The new START treaty that Obama and Russian President Dmitry Medvedev signed on April 8, on the surface, seems the most important new initiative. The two nuclear superpowers trumpeted the commitment to cut their nuclear arsenals by a third. But a careful reading of the text reveals little real progress. Because of the treaty’s method of counting nuclear weapons, Russia will need to eliminate few, if any, warheads from its deployed launchers and the United States will only need to make minor cuts. The treaty’s limit of 1, 550 warheads for each side relies on accounting techniques that would look familiar to Wall Street. The treaty counts each strategic bomber as a single warhead, even as the seventy-six allowed Russian bombers can deploy 800 individual bombs, and the allowed forty-eight U.S. bombers are allotted 500 bombs. Plus, the agreement does not call for the destruction of inactive and undeployed warheads and delivery vehicles, calling into question how permanent many of the cuts will be. Some upper limit does exist in the form of a maximum limit of 800 deployed and undeployed launchers (bombers, ICBMs, and SLBMs). In the end, the treaty does not push total stockpiles much lower than the inadequate Moscow Treaty signed by Bush and Vladimir Putin in 2002.

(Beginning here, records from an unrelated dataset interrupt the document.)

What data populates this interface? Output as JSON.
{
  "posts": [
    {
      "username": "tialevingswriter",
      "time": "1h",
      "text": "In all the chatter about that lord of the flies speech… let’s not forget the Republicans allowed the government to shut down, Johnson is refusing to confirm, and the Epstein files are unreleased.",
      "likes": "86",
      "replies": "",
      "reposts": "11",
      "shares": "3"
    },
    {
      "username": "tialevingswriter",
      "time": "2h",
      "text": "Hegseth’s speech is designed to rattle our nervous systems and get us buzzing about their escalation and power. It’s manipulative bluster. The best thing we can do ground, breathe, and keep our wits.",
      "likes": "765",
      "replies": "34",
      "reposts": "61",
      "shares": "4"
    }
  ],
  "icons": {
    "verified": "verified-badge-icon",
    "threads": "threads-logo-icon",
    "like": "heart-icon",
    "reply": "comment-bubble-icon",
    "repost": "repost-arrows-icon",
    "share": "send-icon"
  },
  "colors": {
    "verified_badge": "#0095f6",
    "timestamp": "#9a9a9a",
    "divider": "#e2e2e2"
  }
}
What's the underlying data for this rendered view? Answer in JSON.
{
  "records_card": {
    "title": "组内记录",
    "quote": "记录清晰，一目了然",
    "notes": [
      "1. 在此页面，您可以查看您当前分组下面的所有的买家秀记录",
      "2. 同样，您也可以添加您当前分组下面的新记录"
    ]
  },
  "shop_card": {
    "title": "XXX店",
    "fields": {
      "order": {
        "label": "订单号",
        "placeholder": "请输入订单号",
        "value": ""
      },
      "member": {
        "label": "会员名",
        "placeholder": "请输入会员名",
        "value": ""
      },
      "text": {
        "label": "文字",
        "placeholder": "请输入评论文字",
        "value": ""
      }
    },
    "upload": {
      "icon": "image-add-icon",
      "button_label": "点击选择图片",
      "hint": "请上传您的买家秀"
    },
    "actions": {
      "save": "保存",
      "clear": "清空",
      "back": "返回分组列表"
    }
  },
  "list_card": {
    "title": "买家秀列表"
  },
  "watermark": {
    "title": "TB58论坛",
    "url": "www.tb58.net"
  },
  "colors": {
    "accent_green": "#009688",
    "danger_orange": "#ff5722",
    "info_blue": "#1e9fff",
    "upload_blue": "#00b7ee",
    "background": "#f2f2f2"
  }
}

With Obama declaring that nuclear terrorists are the main threat to U.S. security and that the Cold War nuclear threat no longer exists, now is the time to push for minimum deterrence levels (no more than 500 strategic warheads) so that the next wave of nuclear disarmament talks can legitimately press for cuts in the British, French, and Chinese arsenals.
When Obama accepted his Nobel Peace Prize, he admitted it was premature and that he now had to go out and prove he deserved the honor. His new nuclear policies are really the minimum that anyone could expect from him. He promised bold action last April and he has failed to deliver. One can only hope that further “sufficiently bold” actions loom over the horizon.